学校から帰って、二人が揃うと修行が始まる。それが榊家のスケジュールであった。
「あーあ、かったるいな。早くゲームやりたい」
雄貴がぼやくと兄の雄太がたしなめる。
「そんなこと言うな。これもお父さん達の助けになるんだ。真面目にやれ」
「いけないんだー。ゆうきにいちゃんサボろうとしてるー。パパにいいつけてやろー」
妹の悠希がちょこまかと道場を走り回る。
「って、悠希がなんでここにいるんだよ。まだ三つだから修行できないだろ?」
雄貴が不思議そうに兄に尋ねると、兄も困ったように返した。
「お父さんの意向だよ。修行の雰囲気を味わわせるのと、最近お父さんの真似事しているから、もしかしたら素質があるのかもって。だからここに入れたってことさ」
「って、こんなにちょこまかと動かれたら、集中できないだろ」
「悠希、兄ちゃん達は大事なことをしているからこの紙でお絵描きしていなさい」
「うん!」
雄太が予備の紙と筆を渡すと悠希は大きく頷いて何かを書き始めた。
「さて、これで集中できるな。父さんも甘いよな」
最後のぼやきは父親に気づかれないようにして、二人は父親が見守る中、和紙に文言を書き連ねて札を作成する。
「よし、念じてみろ」
二人が念じると、それぞれ鷹に変化した。
「ふむ、雄太の式神は悪くないが、少し拙いな。これでは途中で消えてしまう。もう少し集中して、呪いをかけるべきだな。雄貴のは問題ない」
「はい……」
雄太は一生懸命書き、念じたのに不備を突かれ、沈んだ声で返事する。そんな様子を見ていた悠希が無邪気に駄々をこね始めた。
「とりさんだ!ゆきもとりさんだすー!」
「ははは、悠希はまだ漢字は無理だからな。よし、私が書いた札に好きな鳥を思い浮かべなさい」
「父さん、悠希はまだそんなことができないです!」
「雰囲気だけだ。後ろで私が念じて出してやる」
「父さんは悠希に対して甘過ぎます!」
(また始まった)
二人のやり取りを雄貴は醒めた目で見ていた。そんな口喧嘩するならば、さっさと今日の分を終えたい。いつでも生真面目な兄は父親と口論となる。今日は妹に甘い父親が許せないようだ。

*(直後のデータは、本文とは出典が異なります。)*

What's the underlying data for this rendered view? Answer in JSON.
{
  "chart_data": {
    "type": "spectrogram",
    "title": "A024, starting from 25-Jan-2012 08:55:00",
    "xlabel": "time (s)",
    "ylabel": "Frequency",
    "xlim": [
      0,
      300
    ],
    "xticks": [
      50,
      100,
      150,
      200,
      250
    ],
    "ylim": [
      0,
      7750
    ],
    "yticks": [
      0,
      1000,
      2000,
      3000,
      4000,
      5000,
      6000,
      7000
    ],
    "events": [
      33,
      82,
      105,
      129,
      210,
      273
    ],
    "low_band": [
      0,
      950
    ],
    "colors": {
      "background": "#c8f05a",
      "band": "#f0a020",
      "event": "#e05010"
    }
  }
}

(僕はさっさと終えて、ゲームしたいし、宿題なりを片付けたいのだけどな)
「ピヨピヨ」
不意にこの場に似つかわしくない鳴き声がする。
「ひよこ?」
雄貴が辺りを見渡し始めると、口論をしていた二人も止めて周りを見渡す。
「ひよこさーん」
悠希が笑いながらひよこを手に乗せていた。
「もしかして、悠希、ひよこを出したのか?」
雄貴が尋ねると悠希は満面の笑みで頷いた。
「うん、おにいちゃんたちのとりさんこわい。ひよこがいいからだした」
「こりゃ、驚いたな。悠希は力がかなり高いな。将来が楽しみだな」
父親が驚きを隠せずに言う。
「そう言えば、雄貴もそうだったな。お前が年少の頃、私の札を勝手に出して式神を沢山作り出していたな」
「お父さん、もうその話は止めてください」
あの時は単に犬が飼いたかっただけだ、式神がどんなものか知らずにイメージしていたら犬が沢山出てきてしまった。もちろん祖父母や両親にこっぴどく叱られたが、それからはやたらとちやほやされ始めた。兄を差し置いているのは子供心にもわかったので、ばつが悪い。
「いやあ、榊家も安泰かな」
父親が満足げに話す傍らで、悔しそうな顔をする兄を見るのは居たたまれなかった。